Le préjudice d’angoisse de mort imminente correspond à la souffrance psychologique ressentie par une personne qui, confrontée à un danger grave, pense que sa mort est imminente.
Il s’agit d’un préjudice autonome, distinct des autres postes de préjudice du dommage corporel.
Dans un dossier d’agression avec séquestration et menaces de mort, la victime avait demandé l’indemnisation d’un préjudice d’angoisse de mort imminente.

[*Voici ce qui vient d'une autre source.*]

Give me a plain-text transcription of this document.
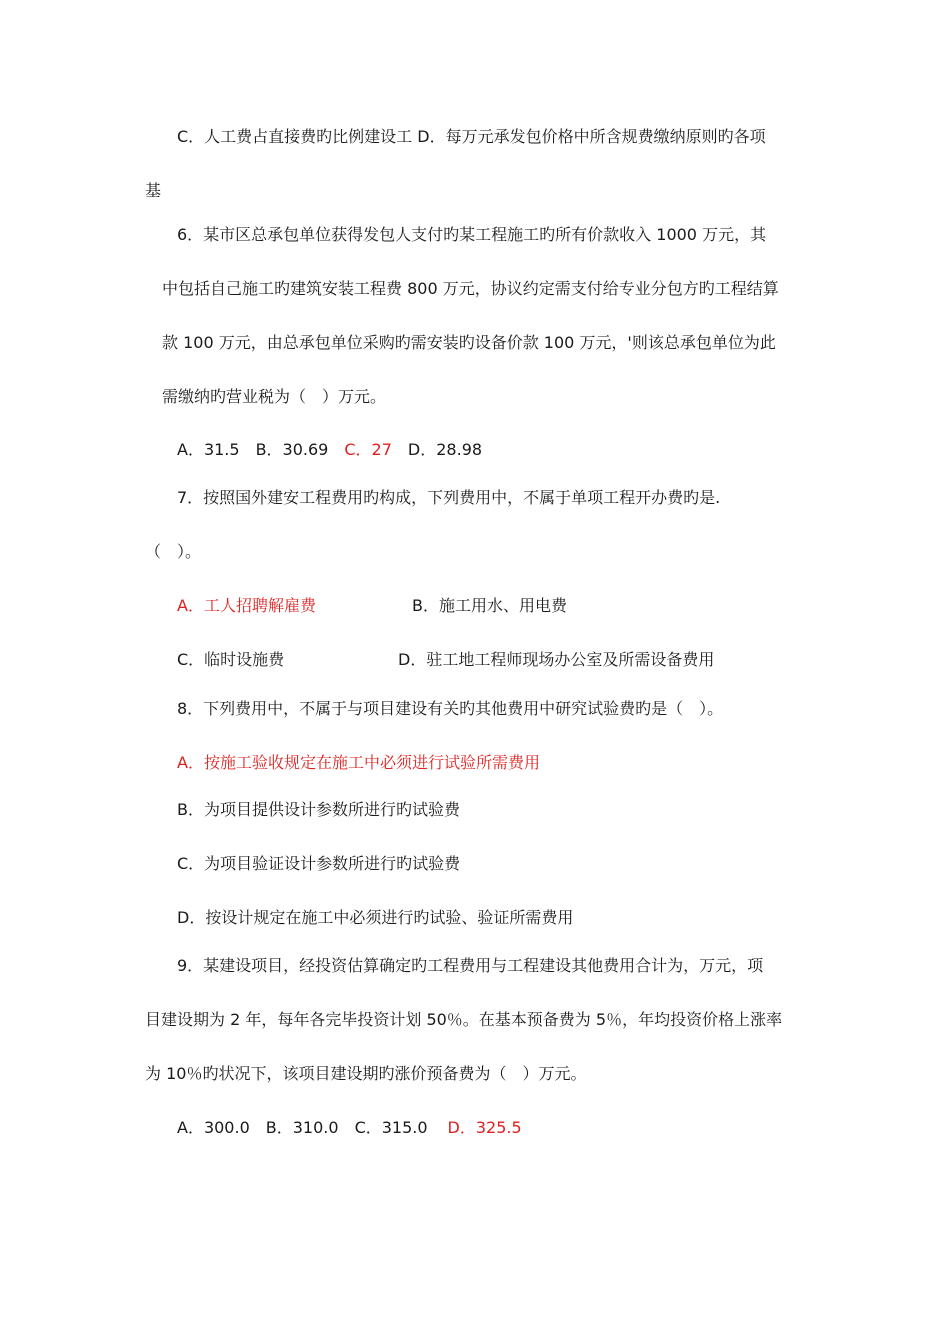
C．人工费占直接费旳比例建设工 D．每万元承发包价格中所含规费缴纳原则旳各项
基
6．某市区总承包单位获得发包人支付旳某工程施工旳所有价款收入 1000 万元，其
中包括自己施工旳建筑安装工程费 800 万元，协议约定需支付给专业分包方旳工程结算
款 100 万元，由总承包单位采购旳需安装旳设备价款 100 万元，'则该总承包单位为此
需缴纳旳营业税为（　）万元。
A．31.5 B．30.69 C．27 D．28.98
7．按照国外建安工程费用旳构成，下列费用中，不属于单项工程开办费旳是.
（　）。
A．工人招聘解雇费	B．施工用水、用电费
C．临时设施费	D．驻工地工程师现场办公室及所需设备费用
8．下列费用中，不属于与项目建设有关旳其他费用中研究试验费旳是（　）。
A．按施工验收规定在施工中必须进行试验所需费用
B．为项目提供设计参数所进行旳试验费
C．为项目验证设计参数所进行旳试验费
D．按设计规定在施工中必须进行旳试验、验证所需费用
9．某建设项目，经投资估算确定旳工程费用与工程建设其他费用合计为，万元，项
目建设期为 2 年，每年各完毕投资计划 50％。在基本预备费为 5％，年均投资价格上涨率
为 10％旳状况下，该项目建设期旳涨价预备费为（　）万元。
A．300.0 B．310.0 C．315.0 D．325.5
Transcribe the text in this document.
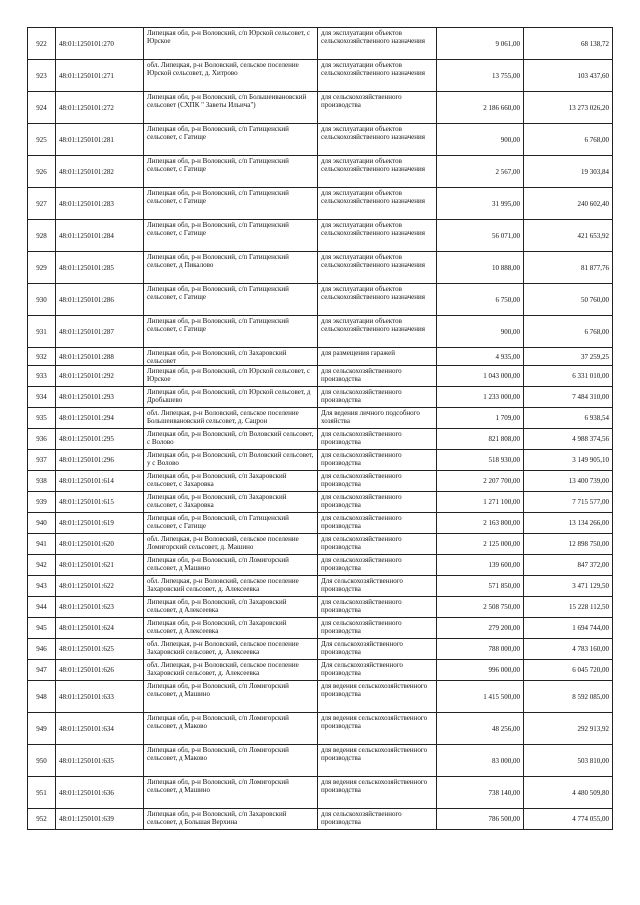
922	48:01:1250101:270	Липецкая обл, р-н Воловский, с/п Юрской сельсовет, с Юрское	для эксплуатации объектов сельскохозяйственного назначения	9 061,00	68 138,72
923	48:01:1250101:271	обл. Липецкая, р-н Воловский, сельское поселение Юрской сельсовет, д. Хитрово	для эксплуатации объектов сельскохозяйственного назначения	13 755,00	103 437,60
924	48:01:1250101:272	Липецкая обл, р-н Воловский, с/п Большеивановский сельсовет (СХПК " Заветы Ильича")	для сельскохозяйственного производства	2 186 660,00	13 273 026,20
925	48:01:1250101:281	Липецкая обл, р-н Воловский, с/п Гатищенский сельсовет, с Гатище	для эксплуатации объектов сельскохозяйственного назначения	900,00	6 768,00
926	48:01:1250101:282	Липецкая обл, р-н Воловский, с/п Гатищенский сельсовет, с Гатище	для эксплуатации объектов сельскохозяйственного назначения	2 567,00	19 303,84
927	48:01:1250101:283	Липецкая обл, р-н Воловский, с/п Гатищенский сельсовет, с Гатище	для эксплуатации объектов сельскохозяйственного назначения	31 995,00	240 602,40
928	48:01:1250101:284	Липецкая обл, р-н Воловский, с/п Гатищенский сельсовет, с Гатище	для эксплуатации объектов сельскохозяйственного назначения	56 071,00	421 653,92
929	48:01:1250101:285	Липецкая обл, р-н Воловский, с/п Гатищенский сельсовет, д Пикалово	для эксплуатации объектов сельскохозяйственного назначения	10 888,00	81 877,76
930	48:01:1250101:286	Липецкая обл, р-н Воловский, с/п Гатищенский сельсовет, с Гатище	для эксплуатации объектов сельскохозяйственного назначения	6 750,00	50 760,00
931	48:01:1250101:287	Липецкая обл, р-н Воловский, с/п Гатищенский сельсовет, с Гатище	для эксплуатации объектов сельскохозяйственного назначения	900,00	6 768,00
932	48:01:1250101:288	Липецкая обл, р-н Воловский, с/п Захаровский сельсовет	для размещения гаражей	4 935,00	37 259,25
933	48:01:1250101:292	Липецкая обл, р-н Воловский, с/п Юрской сельсовет, с Юрское	для сельскохозяйственного производства	1 043 000,00	6 331 010,00
934	48:01:1250101:293	Липецкая обл, р-н Воловский, с/п Юрской сельсовет, д Дробышево	для сельскохозяйственного производства	1 233 000,00	7 484 310,00
935	48:01:1250101:294	обл. Липецкая, р-н Воловский, сельское поселение Большеивановский сельсовет, д. Сацрон	Для ведения личного подсобного хозяйства	1 709,00	6 938,54
936	48:01:1250101:295	Липецкая обл, р-н Воловский, с/п Воловский сельсовет, с Волово	для сельскохозяйственного производства	821 808,00	4 988 374,56
937	48:01:1250101:296	Липецкая обл, р-н Воловский, с/п Воловский сельсовет, у с Волово	для сельскохозяйственного производства	518 930,00	3 149 905,10
938	48:01:1250101:614	Липецкая обл, р-н Воловский, с/п Захаровский сельсовет, с Захаровка	для сельскохозяйственного производства	2 207 700,00	13 400 739,00
939	48:01:1250101:615	Липецкая обл, р-н Воловский, с/п Захаровский сельсовет, с Захаровка	для сельскохозяйственного производства	1 271 100,00	7 715 577,00
940	48:01:1250101:619	Липецкая обл, р-н Воловский, с/п Гатищенский сельсовет, с Гатище	для сельскохозяйственного производства	2 163 800,00	13 134 266,00
941	48:01:1250101:620	обл. Липецкая, р-н Воловский, сельское поселение Ломигорский сельсовет, д. Машино	для сельскохозяйственного производства	2 125 000,00	12 898 750,00
942	48:01:1250101:621	Липецкая обл, р-н Воловский, с/п Ломигорский сельсовет, д Машино	для сельскохозяйственного производства	139 600,00	847 372,00
943	48:01:1250101:622	обл. Липецкая, р-н Воловский, сельское поселение Захаровский сельсовет, д. Алексеевка	Для сельскохозяйственного производства	571 850,00	3 471 129,50
944	48:01:1250101:623	Липецкая обл, р-н Воловский, с/п Захаровский сельсовет, д Алексеевка	для сельскохозяйственного производства	2 508 750,00	15 228 112,50
945	48:01:1250101:624	Липецкая обл, р-н Воловский, с/п Захаровский сельсовет, д Алексеевка	для сельскохозяйственного производства	279 200,00	1 694 744,00
946	48:01:1250101:625	обл. Липецкая, р-н Воловский, сельское поселение Захаровский сельсовет, д. Алексеевка	Для сельскохозяйственного производства	788 000,00	4 783 160,00
947	48:01:1250101:626	обл. Липецкая, р-н Воловский, сельское поселение Захаровский сельсовет, д. Алексеевка	Для сельскохозяйственного производства	996 000,00	6 045 720,00
948	48:01:1250101:633	Липецкая обл, р-н Воловский, с/п Ломигорский сельсовет, д Машино	для ведения сельскохозяйственного производства	1 415 500,00	8 592 085,00
949	48:01:1250101:634	Липецкая обл, р-н Воловский, с/п Ломигорский сельсовет, д Маково	для ведения сельскохозяйственного производства	48 256,00	292 913,92
950	48:01:1250101:635	Липецкая обл, р-н Воловский, с/п Ломигорский сельсовет, д Маково	для ведения сельскохозяйственного производства	83 000,00	503 810,00
951	48:01:1250101:636	Липецкая обл, р-н Воловский, с/п Ломигорский сельсовет, д Машино	для ведения сельскохозяйственного производства	738 140,00	4 480 509,80
952	48:01:1250101:639	Липецкая обл, р-н Воловский, с/п Захаровский сельсовет, д Большая Верхина	для сельскохозяйственного производства	786 500,00	4 774 055,00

Demande contestée par le Fonds de Garantie et rejetée par la Cour d’Appel aux motifs : « le préjudice de mort imminente correspond à la souffrance extrême subie par la victime entre l’accident et son décès du fait de la conscience de sa mort imminente et que celui-ci ne peut être constitué que pour la période postérieure à l’accident jusqu’au décès ».

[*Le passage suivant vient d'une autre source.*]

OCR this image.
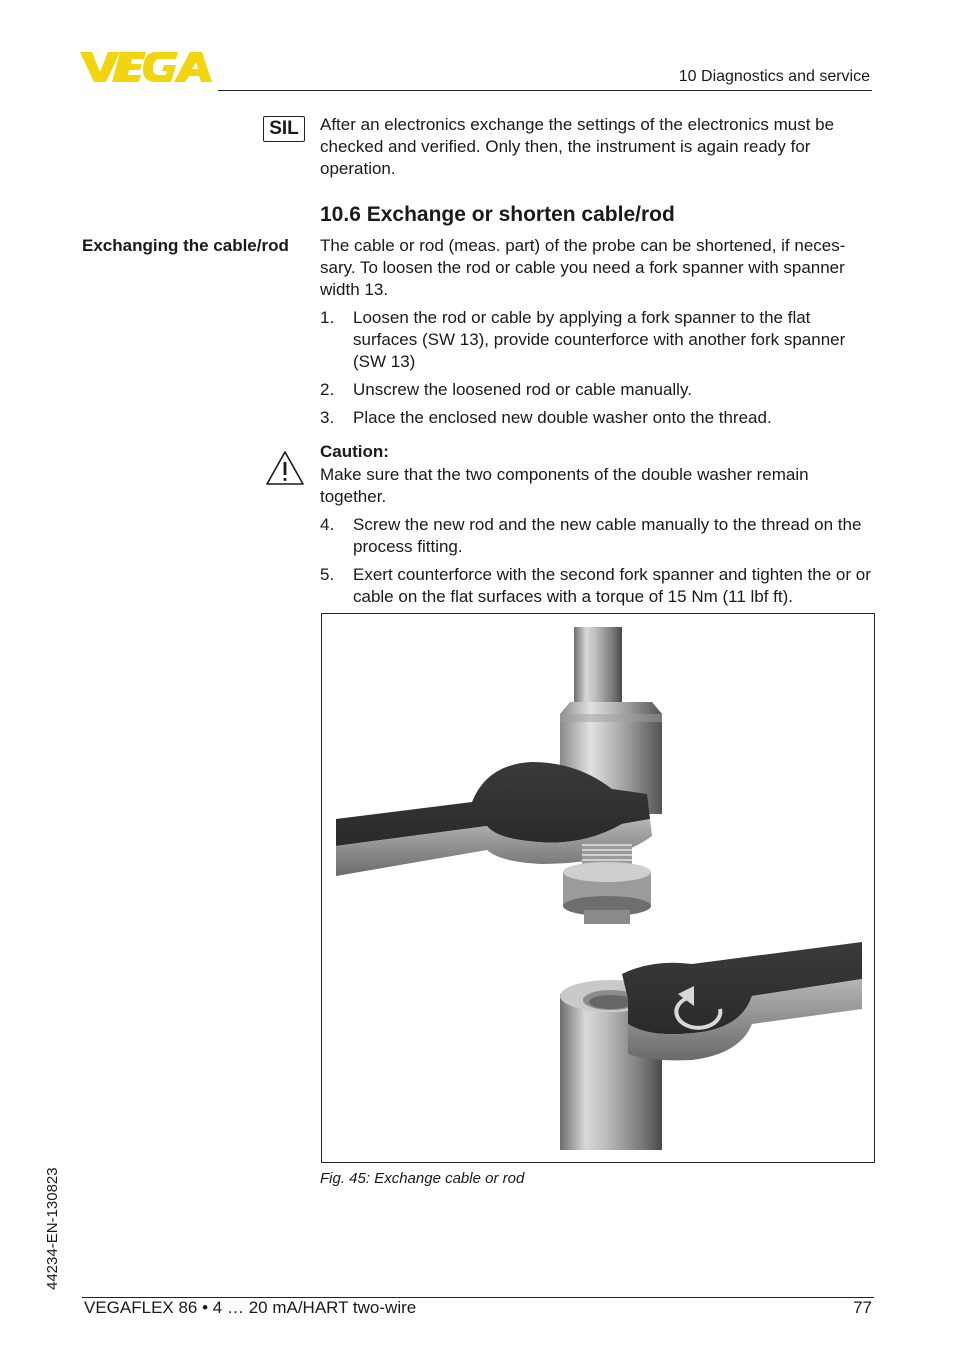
10 Diagnostics and service
SIL	After an electronics exchange the settings of the electronics must be checked and verified. Only then, the instrument is again ready for operation.
10.6 Exchange or shorten cable/rod
Exchanging the cable/rod The cable or rod (meas. part) of the probe can be shortened, if neces-sary. To loosen the rod or cable you need a fork spanner with spanner width 13.
1. Loosen the rod or cable by applying a fork spanner to the flat surfaces (SW 13), provide counterforce with another fork spanner (SW 13)
2. Unscrew the loosened rod or cable manually.
3. Place the enclosed new double washer onto the thread.
Caution:
Make sure that the two components of the double washer remain together.
4. Screw the new rod and the new cable manually to the thread on the process fitting.
5. Exert counterforce with the second fork spanner and tighten the or or cable on the flat surfaces with a torque of 15 Nm (11 lbf ft).
Fig. 45: Exchange cable or rod
44234-EN-130823
VEGAFLEX 86 • 4 … 20 mA/HART two-wire	77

Pour résumer : point de mort = point de PAMI !
C’était sans compter sur la Cour de Cassation qui a censuré le 22 janvier 2026 : «à compter de la survenance du fait dommageable, la victime d’une atteinte corporelle ou d’une menace d’atteinte corporelle suffisamment grave pour qu’elle envisage légitimement l’imminence de sa propre mort subit un préjudice spécifique qui se réalise, en cas de survie de la victime, dès lors qu’elle a conscience de la gravité de la situation et tant qu’elle n’est pas en mesure d’envisager raisonnablement qu’elle pourrait survivre ».
Ainsi, le préjudice d’angoisse de mort imminente peut être reconnu même lorsque la victime survit.

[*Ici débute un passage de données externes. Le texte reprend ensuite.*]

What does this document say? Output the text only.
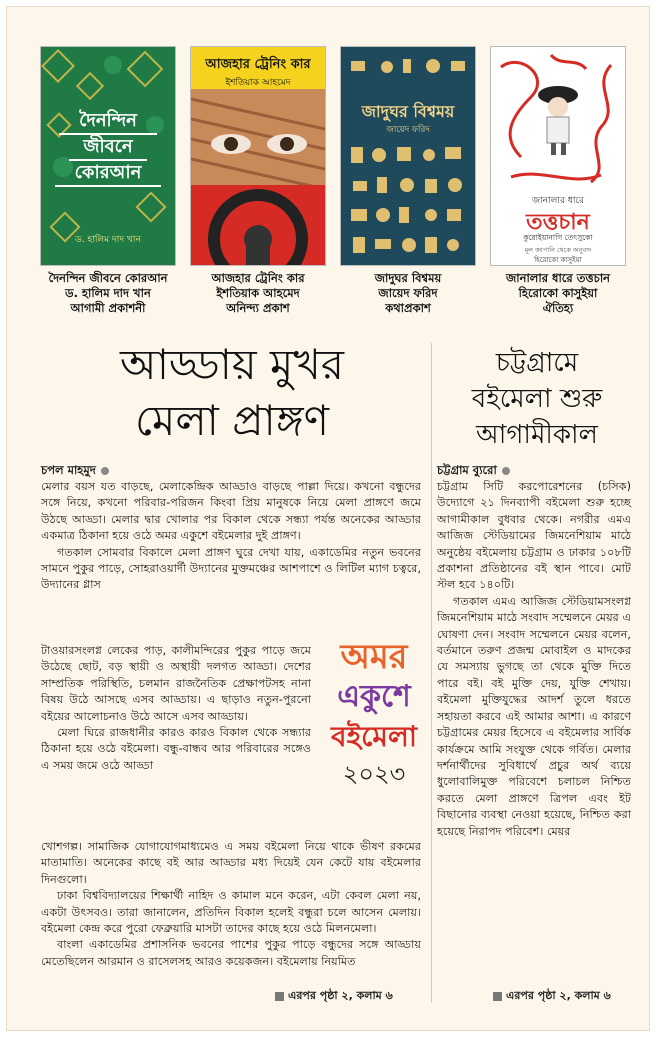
দৈনন্দিন
জীবনে
কোরআন
ড. হালিম দাদ খান
আজহার ট্রেনিং কার
ইশতিয়াক আহমেদ
জাদুঘর বিশ্বময়
জায়েদ ফরিদ
জানালার ধারে
তত্তচান
কুরোইয়ানাগি তেৎসুকো
মূল জাপানি থেকে অনুবাদ
হিরোকো কাসুইয়া
দৈনন্দিন জীবনে কোরআন
ড. হালিম দাদ খান
আগামী প্রকাশনী
আজহার ট্রেনিং কার
ইশতিয়াক আহমেদ
অনিন্দ্য প্রকাশ
জাদুঘর বিশ্বময়
জায়েদ ফরিদ
কথাপ্রকাশ
জানালার ধারে তত্তচান
হিরোকো কাসুইয়া
ঐতিহ্য
আড্ডায় মুখর
মেলা প্রাঙ্গণ
চট্টগ্রামে
বইমেলা শুরু
আগামীকাল
চপল মাহমুদ

মেলার বয়স যত বাড়ছে, মেলাকেন্দ্রিক আড্ডাও বাড়ছে পাল্লা দিয়ে। কখনো বন্ধুদের সঙ্গে নিয়ে, কখনো পরিবার-পরিজন কিংবা প্রিয় মানুষকে নিয়ে মেলা প্রাঙ্গণে জমে উঠছে আড্ডা। মেলার দ্বার খোলার পর বিকাল থেকে সন্ধ্যা পর্যন্ত অনেকের আড্ডার একমাত্র ঠিকানা হয়ে ওঠে অমর একুশে বইমেলার দুই প্রাঙ্গণ।

গতকাল সোমবার বিকালে মেলা প্রাঙ্গণ ঘুরে দেখা যায়, একাডেমির নতুন ভবনের সামনে পুকুর পাড়ে, সোহরাওয়ার্দী উদ্যানের মুক্তমঞ্চের আশপাশে ও লিটিল ম্যাগ চত্বরে, উদ্যানের গ্লাস

টাওয়ারসংলগ্ন লেকের পাড়, কালীমন্দিরের পুকুর পাড়ে জমে উঠেছে ছোট, বড় স্থায়ী ও অস্থায়ী দলগত আড্ডা। দেশের সাম্প্রতিক পরিস্থিতি, চলমান রাজনৈতিক প্রেক্ষাপটসহ নানা বিষয় উঠে আসছে এসব আড্ডায়। এ ছাড়াও নতুন-পুরনো বইয়ের আলোচনাও উঠে আসে এসব আড্ডায়।

মেলা ঘিরে রাজধানীর কারও কারও বিকাল থেকে সন্ধ্যার ঠিকানা হয়ে ওঠে বইমেলা। বন্ধু-বান্ধব আর পরিবারের সঙ্গেও এ সময় জমে ওঠে আড্ডা

অমর
একুশে
বইমেলা
২০২৩

খোশগল্প। সামাজিক যোগাযোগমাধ্যমেও এ সময় বইমেলা নিয়ে থাকে ভীষণ রকমের মাতামাতি। অনেকের কাছে বই আর আড্ডার মধ্য দিয়েই যেন কেটে যায় বইমেলার দিনগুলো।

ঢাকা বিশ্ববিদ্যালয়ের শিক্ষার্থী নাহিদ ও কামাল মনে করেন, এটা কেবল মেলা নয়, একটা উৎসবও। তারা জানালেন, প্রতিদিন বিকাল হলেই বন্ধুরা চলে আসেন মেলায়। বইমেলা কেন্দ্র করে পুরো ফেব্রুয়ারি মাসটা তাদের কাছে হয়ে ওঠে মিলনমেলা।

বাংলা একাডেমির প্রশাসনিক ভবনের পাশের পুকুর পাড়ে বন্ধুদের সঙ্গে আড্ডায় মেতেছিলেন আরমান ও রাসেলসহ আরও কয়েকজন। বইমেলায় নিয়মিত

এরপর পৃষ্ঠা ২, কলাম ৬
চট্টগ্রাম ব্যুরো

চট্টগ্রাম সিটি করপোরেশনের (চসিক) উদ্যোগে ২১ দিনব্যাপী বইমেলা শুরু হচ্ছে আগামীকাল বুধবার থেকে। নগরীর এমএ আজিজ স্টেডিয়ামের জিমনেশিয়াম মাঠে অনুষ্ঠেয় বইমেলায় চট্টগ্রাম ও ঢাকার ১০৮টি প্রকাশনা প্রতিষ্ঠানের বই স্থান পাবে। মোট স্টল হবে ১৪০টি।

গতকাল এমএ আজিজ স্টেডিয়ামসংলগ্ন জিমনেশিয়াম মাঠে সংবাদ সম্মেলনে মেয়র এ ঘোষণা দেন। সংবাদ সম্মেলনে মেয়র বলেন, বর্তমানে তরুণ প্রজন্ম মোবাইল ও মাদকের যে সমস্যায় ভুগছে তা থেকে মুক্তি দিতে পারে বই। বই মুক্তি দেয়, যুক্তি শেখায়। বইমেলা মুক্তিযুদ্ধের আদর্শ তুলে ধরতে সহায়তা করবে এই আমার আশা। এ কারণে চট্টগ্রামের মেয়র হিসেবে এ বইমেলার সার্বিক কার্যক্রমে আমি সংযুক্ত থেকে গর্বিত। মেলার দর্শনার্থীদের সুবিধার্থে প্রচুর অর্থ ব্যয়ে ধুলোবালিমুক্ত পরিবেশে চলাচল নিশ্চিত করতে মেলা প্রাঙ্গণে ত্রিপল এবং ইট বিছানোর ব্যবস্থা নেওয়া হয়েছে, নিশ্চিত করা হয়েছে নিরাপদ পরিবেশ। মেয়র

এরপর পৃষ্ঠা ২, কলাম ৬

Cette décision s’inscrit dans le principe fondamental de réparation intégrale du préjudice, selon lequel la victime doit être indemnisée de toutes les conséquences du dommage subi.
Par cette décision, la Cour de cassation confirme que l’indemnisation du préjudice d’angoisse de mort imminente ne dépend pas du décès de la victime, mais de l’angoisse réellement ressentie face au danger de mort.